Monday I introduced a new challenge for anyone interested in composing Found Poems using pre-existing prose found in all sorts of publications. We have read several excellent poems so far and they continue to come in. Please don’t forget about this opportunity. Georgia Heard is checking that post to see if she can spot poems she could use in her upcoming book.

Tuesday I summarized our ITCH poems posted so far. Here they are again.

ADULT POETS

Steven Withrow: The Witch’s Itches
Mary Nida Smith: Bewitched
Gay Fawcett: Itch (written by Laura C., a former student)
Ken Thomas Slesarik: Itchy Dilemma
Amy Ludwig VanDerwater: Why Me?
Jane Heitman Healy: In the Mirror
Jane Heitman Healy: Letting Go
Barbara Turner: Mr. Poe’s Itch
Julie Krantz: Blood Brothers

YOUNG POETS

Taylor McGowan: Little Nuisance

Since then we have received these additional poems.
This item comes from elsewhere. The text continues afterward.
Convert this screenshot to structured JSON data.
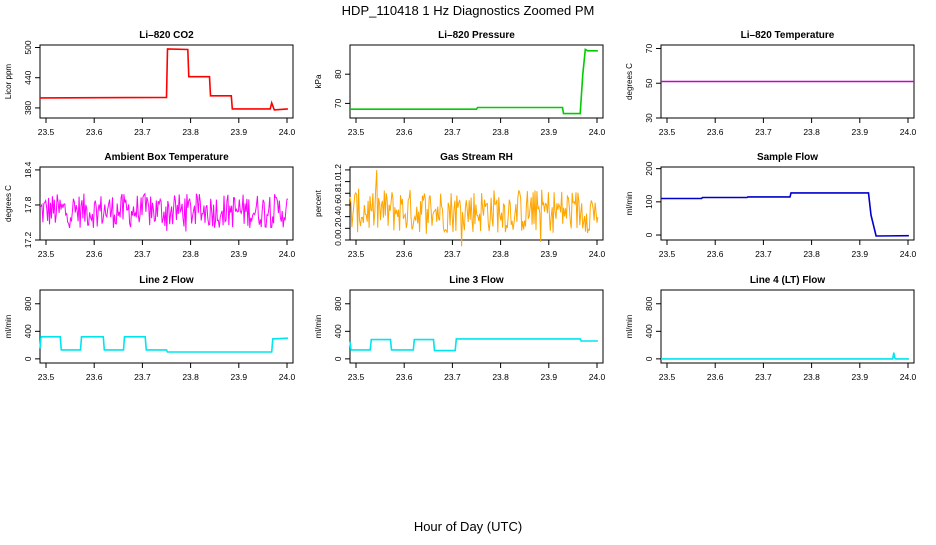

Gay Fawcett: A Lady’s Fame
Liz Korba: Which Itch?

Wednesday it was my pleasure to feature Wendy Singer’s remarks and poem. Wendy continues to receive many comments from fans old and new. She was my 6th Guest Reader.  These Canadians are doing all right for themselves! Where are my poets from other countries?

Thursday I re-featured the pictures of all six of my Guest Readers so far. That made a great looking page with talented people from New York, Florida, Arkansas, Arizona, and Montreal.

Friday I gave you a link to my three-day poetry workshop next June in Pennsylvania and announced the coming appearances of Nancy Gow (July 21) as my next Guest Reader and Gary Dulabaum as a Featured Friday Guest.

Not a bad week, considering that I’m supposed to be taking time off this summer to write more.